That memory makes me wonder sometimes about the adhesion of belief and worldview. What we come to believe has the stickiness of a mouse glue trap. Once on a glue trap, a mouse only further entraps itself. Similarly, insects further entrap themselves on spiderwebs. Belief and worldview both act like glue traps and spiderwebs at times. And these are those times.
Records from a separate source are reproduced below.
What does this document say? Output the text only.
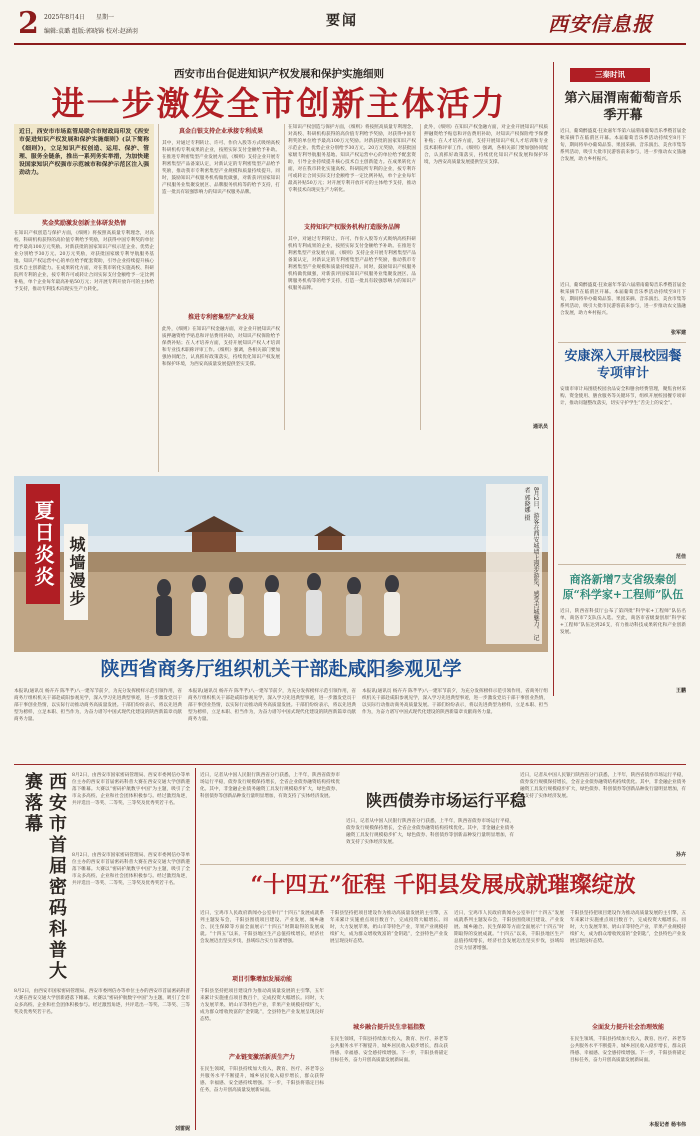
2 2025年8月4日 星期一
编辑:袁璐 组版:郭晓锦 校对:赵涵羽
要闻	西安信息报
西安市出台促进知识产权发展和保护实施细则
进一步激发全市创新主体活力
近日，西安市市场监管局联合市财政局印发《西安市促进知识产权发展和保护实施细则》(以下简称《细则》)，立足知识产权创造、运用、保护、管理、服务全链条，推出一系列务实举措，为加快建设国家知识产权强市示范城市和保护示范区注入强劲动力。
奖金奖励激发创新主体研发热情
在知识产权创造与保护方面，《细则》将按照高质量专利理念，对高校、科研机构获得的高价值专利给予奖励，对获得中国专利奖的单位给予最高100万元奖励。对新获批的国家知识产权示范企业、优势企业分别给予30万元、20万元奖励，对获批国家级专利导航服务基地、知识产权运营中心的单位给予配套资助，引导企业持续提升核心技术自主创新能力。在成果转化方面，对在我市转化实施高校、科研院所专利的企业，按专利许可或转让合同实际支付金额给予一定比例补贴，单个企业每年最高补贴50万元；对开展专利开放许可的主体给予支持，推动专利技术向现实生产力转化。
真金白银支持企业承接专利成果
其中，对通过专利转让、许可、作价入股等方式吸纳高校科研机构专利成果的企业，按照实际支付金额给予补助。在推进专利密集型产业发展方面，《细则》支持企业开展专利密集型产品备案认定，对新认定的专利密集型产品给予奖励，推动我市专利密集型产业规模和质量持续提升。同时，鼓励知识产权服务机构做优做强，对新获评国家知识产权服务业集聚发展区、品牌服务机构等的给予支持，打造一批具有较强影响力的知识产权服务品牌。
推进专利密集型产业发展
此外，《细则》在知识产权金融方面，对企业开展知识产权质押融资给予贴息和评估费用补助，对知识产权保险给予保费补贴；在人才培养方面，支持开展知识产权人才培训和专业技术职称评审工作。《细则》强调，各相关部门要加强协同配合，认真抓好政策落实，持续优化知识产权发展和保护环境，为西安高质量发展提供坚实支撑。
在知识产权创造与保护方面，《细则》将按照高质量专利理念，对高校、科研机构获得的高价值专利给予奖励，对获得中国专利奖的单位给予最高100万元奖励。对新获批的国家知识产权示范企业、优势企业分别给予30万元、20万元奖励，对获批国家级专利导航服务基地、知识产权运营中心的单位给予配套资助，引导企业持续提升核心技术自主创新能力。在成果转化方面，对在我市转化实施高校、科研院所专利的企业，按专利许可或转让合同实际支付金额给予一定比例补贴，单个企业每年最高补贴50万元；对开展专利开放许可的主体给予支持，推动专利技术向现实生产力转化。
支持知识产权服务机构打造服务品牌
其中，对通过专利转让、许可、作价入股等方式吸纳高校科研机构专利成果的企业，按照实际支付金额给予补助。在推进专利密集型产业发展方面，《细则》支持企业开展专利密集型产品备案认定，对新认定的专利密集型产品给予奖励，推动我市专利密集型产业规模和质量持续提升。同时，鼓励知识产权服务机构做优做强，对新获评国家知识产权服务业集聚发展区、品牌服务机构等的给予支持，打造一批具有较强影响力的知识产权服务品牌。
此外，《细则》在知识产权金融方面，对企业开展知识产权质押融资给予贴息和评估费用补助，对知识产权保险给予保费补贴；在人才培养方面，支持开展知识产权人才培训和专业技术职称评审工作。《细则》强调，各相关部门要加强协同配合，认真抓好政策落实，持续优化知识产权发展和保护环境，为西安高质量发展提供坚实支撑。
通讯员
三秦时讯
第六届渭南葡萄音乐季开幕
近日，葡萄醉盛夏·狂欢嘉年华第六届渭南葡萄音乐季暨首届金秋采摘节在临渭区开幕。本届葡萄音乐季活动持续至8月下旬，期间将举办葡萄品鉴、果园采摘、音乐演出、美食市集等系列活动，吸引大批市民游客前来参与，进一步推动农文旅融合发展，助力乡村振兴。
张军建
近日，葡萄醉盛夏·狂欢嘉年华第六届渭南葡萄音乐季暨首届金秋采摘节在临渭区开幕。本届葡萄音乐季活动持续至8月下旬，期间将举办葡萄品鉴、果园采摘、音乐演出、美食市集等系列活动，吸引大批市民游客前来参与，进一步推动农文旅融合发展，助力乡村振兴。
安康深入开展校园餐专项审计
安康市审计局围绕校园食品安全和膳食经费管理，聚焦食材采购、资金使用、膳食服务等关键环节，组织开展校园餐专项审计，推动问题整改落实，切实守护学生“舌尖上的安全”。
范佳
商洛新增7支省级秦创原“科学家+工程师”队伍
近日，陕西省科技厅公布了第四批“科学家+工程师”队伍名单，商洛市7支队伍入选。至此，商洛市省级秦创原“科学家+工程师”队伍达到26支，有力推动科技成果转化和产业创新发展。
王鹏
夏日炎炎 城墙漫步	8月2日，游客在西安城墙上漫步游览，感受古城魅力。 记者 郭晓娜 摄
陕西省商务厅组织机关干部赴咸阳参观见学
本报讯(通讯员 杨卉卉 陈芊芊)八一建军节前夕，为充分发挥榜样示范引领作用，省商务厅组织机关干部赴咸阳参观见学，深入学习先进典型事迹，进一步激发党员干部干事创业热情，以实际行动推动商务高质量发展。干部们纷纷表示，将以先进典型为榜样，立足本职、担当作为，为奋力谱写中国式现代化建设的陕西新篇章贡献商务力量。
本报讯(通讯员 杨卉卉 陈芊芊)八一建军节前夕，为充分发挥榜样示范引领作用，省商务厅组织机关干部赴咸阳参观见学，深入学习先进典型事迹，进一步激发党员干部干事创业热情，以实际行动推动商务高质量发展。干部们纷纷表示，将以先进典型为榜样，立足本职、担当作为，为奋力谱写中国式现代化建设的陕西新篇章贡献商务力量。
本报讯(通讯员 杨卉卉 陈芊芊)八一建军节前夕，为充分发挥榜样示范引领作用，省商务厅组织机关干部赴咸阳参观见学，深入学习先进典型事迹，进一步激发党员干部干事创业热情，以实际行动推动商务高质量发展。干部们纷纷表示，将以先进典型为榜样，立足本职、担当作为，为奋力谱写中国式现代化建设的陕西新篇章贡献商务力量。
西安市首届密码科普大赛落幕	8月2日，由西安市国家密码管理局、西安市委网信办等单位主办的西安市首届密码科普大赛在西安交通大学创新港落下帷幕。大赛以“密码护航数字中国”为主题，吸引了全市众多高校、企业和社会团体积极参与。经过激烈角逐，共评选出一等奖、二等奖、三等奖及优秀奖若干名。
8月2日，由西安市国家密码管理局、西安市委网信办等单位主办的西安市首届密码科普大赛在西安交通大学创新港落下帷幕。大赛以“密码护航数字中国”为主题，吸引了全市众多高校、企业和社会团体积极参与。经过激烈角逐，共评选出一等奖、二等奖、三等奖及优秀奖若干名。
8月2日，由西安市国家密码管理局、西安市委网信办等单位主办的西安市首届密码科普大赛在西安交通大学创新港落下帷幕。大赛以“密码护航数字中国”为主题，吸引了全市众多高校、企业和社会团体积极参与。经过激烈角逐，共评选出一等奖、二等奖、三等奖及优秀奖若干名。
刘雷妮
近日，记者从中国人民银行陕西省分行获悉，上半年，陕西省债券市场运行平稳，债券发行规模保持增长，全省企业债券融资结构持续优化。其中，非金融企业债务融资工具发行规模稳步扩大，绿色债券、科创债券等创新品种发行量明显增加，有效支持了实体经济发展。	陕西债券市场运行平稳
近日，记者从中国人民银行陕西省分行获悉，上半年，陕西省债券市场运行平稳，债券发行规模保持增长，全省企业债券融资结构持续优化。其中，非金融企业债务融资工具发行规模稳步扩大，绿色债券、科创债券等创新品种发行量明显增加，有效支持了实体经济发展。
近日，记者从中国人民银行陕西省分行获悉，上半年，陕西省债券市场运行平稳，债券发行规模保持增长，全省企业债券融资结构持续优化。其中，非金融企业债务融资工具发行规模稳步扩大，绿色债券、科创债券等创新品种发行量明显增加，有效支持了实体经济发展。
孙卉
“十四五”征程 千阳县发展成就璀璨绽放
近日，宝鸡市人民政府新闻办公室举行“十四五”发展成就系列主题发布会，千阳县围绕项目建设、产业发展、城乡融合、民生保障等方面全面展示“十四五”时期取得的发展成就。“十四五”以来，千阳县地区生产总值持续增长，经济社会发展迈出坚实步伐，县域综合实力显著增强。
项目引擎增加发展动能
千阳县坚持把项目建设作为推动高质量发展的主引擎，五年来累计实施重点项目数百个，完成投资大幅增长。同时，大力发展苹果、奶山羊等特色产业，苹果产业规模持续扩大，成为群众增收致富的“金钥匙”，全县特色产业发展呈现良好态势。
产业链变激活新质生产力
在民生领域，千阳县持续加大投入，教育、医疗、养老等公共服务水平不断提升，城乡居民收入稳步增长，群众获得感、幸福感、安全感持续增强。下一步，千阳县将锚定目标任务，奋力开创高质量发展新局面。
千阳县坚持把项目建设作为推动高质量发展的主引擎，五年来累计实施重点项目数百个，完成投资大幅增长。同时，大力发展苹果、奶山羊等特色产业，苹果产业规模持续扩大，成为群众增收致富的“金钥匙”，全县特色产业发展呈现良好态势。
城乡融合提升民生幸福指数
在民生领域，千阳县持续加大投入，教育、医疗、养老等公共服务水平不断提升，城乡居民收入稳步增长，群众获得感、幸福感、安全感持续增强。下一步，千阳县将锚定目标任务，奋力开创高质量发展新局面。
近日，宝鸡市人民政府新闻办公室举行“十四五”发展成就系列主题发布会，千阳县围绕项目建设、产业发展、城乡融合、民生保障等方面全面展示“十四五”时期取得的发展成就。“十四五”以来，千阳县地区生产总值持续增长，经济社会发展迈出坚实步伐，县域综合实力显著增强。
千阳县坚持把项目建设作为推动高质量发展的主引擎，五年来累计实施重点项目数百个，完成投资大幅增长。同时，大力发展苹果、奶山羊等特色产业，苹果产业规模持续扩大，成为群众增收致富的“金钥匙”，全县特色产业发展呈现良好态势。
全面发力提升社会治理效能
在民生领域，千阳县持续加大投入，教育、医疗、养老等公共服务水平不断提升，城乡居民收入稳步增长，群众获得感、幸福感、安全感持续增强。下一步，千阳县将锚定目标任务，奋力开创高质量发展新局面。
本报记者 杨韦伟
You can see the adhesive nature of beliefs on public display almost daily. TV, radio, and social media all preserve the nature of the sticky and entwining traps. Here’s an example I stumbled on recently. Seems that David Webb, a conservative commentator of African-American heritage, was being interviewed by a rather liberal network African-American analyst, Areva Martin, when the latter said Webb has “the privilege of doing that people of color don’t have the privilege of…by virtue of being a white male, you have white privilege.” * Now, to be fair to Martin, I should note that the interview was audio only, so she could not see Webb. Webb, an articulate and well-mannered presence, said, “Areva, I hate to break it to you, but you should’ve been better prepped…I’m black.”
The glue traps and spiderwebs of political and social beliefs are sticky indeed. And among the worst of those entrapping beliefs lie the inescapable terms of political correctness and mores du jour. I don’t know whether or not the incident had any long-term effect on Martin; she might still be stuck in her glue trap of political or ideological expediency. If she is, then she differs from those of us who once enthusiastically believed in a universal wintertime gift-giver, but altered our beliefs in the face of specific realities. The old belief no longer adheres to us.
Of course, there are those who would say all belief is similarly adhesive, that everyone is stuck on some sort of glue trap or in some spiderweb. And they would have a point. They might also point out that the nature of belief can differ in endurance, political and social beliefs being among the most temporary because every generation can reject those of a previous generation (though they often resurface in altered forms). This all might seem to be an exercise in rhetoric if lives weren’t affected. We know, however, that even short-lived beliefs have resulted in human suffering, enslavement, war, and death.
Again, to be fair to Areva Martin—though she didn’t do her homework—I remind you that she conducted her interview without seeing David Webb. The question she needs to ask herself if she is in any way rational, however, is whether or not discovering that she was stuck on a glue trap of belief is motive for altering her worldview just a bit, maybe struggling enough to just free a part of her from the glue. If she decides alternatively to reach further onto the trap because she’s already committed an initial step, she will merely find herself forever trapped.
There’s a lesson in this for all of us, but to understand it, we have to free our heads from some very sticky stuff.
*Dibble, Madison. ‘I Hate to Break It to You’: Fox Contributor David Webb Blasts CNN Analyst Accusing Him of ‘White Privilege.’ Online at https://ijr.com/david-webb-blasts-cnn-analyst-accusing-him-of-white-privilege/ Accessed January 18, 2019. I’m wondering whether or not Kant’s categorical imperative applies here: “Act only according to that maxim by which you can at the same time will that it should become a universal law.” What do you think those who run from one politically correct view to another would say about the categorical imperative?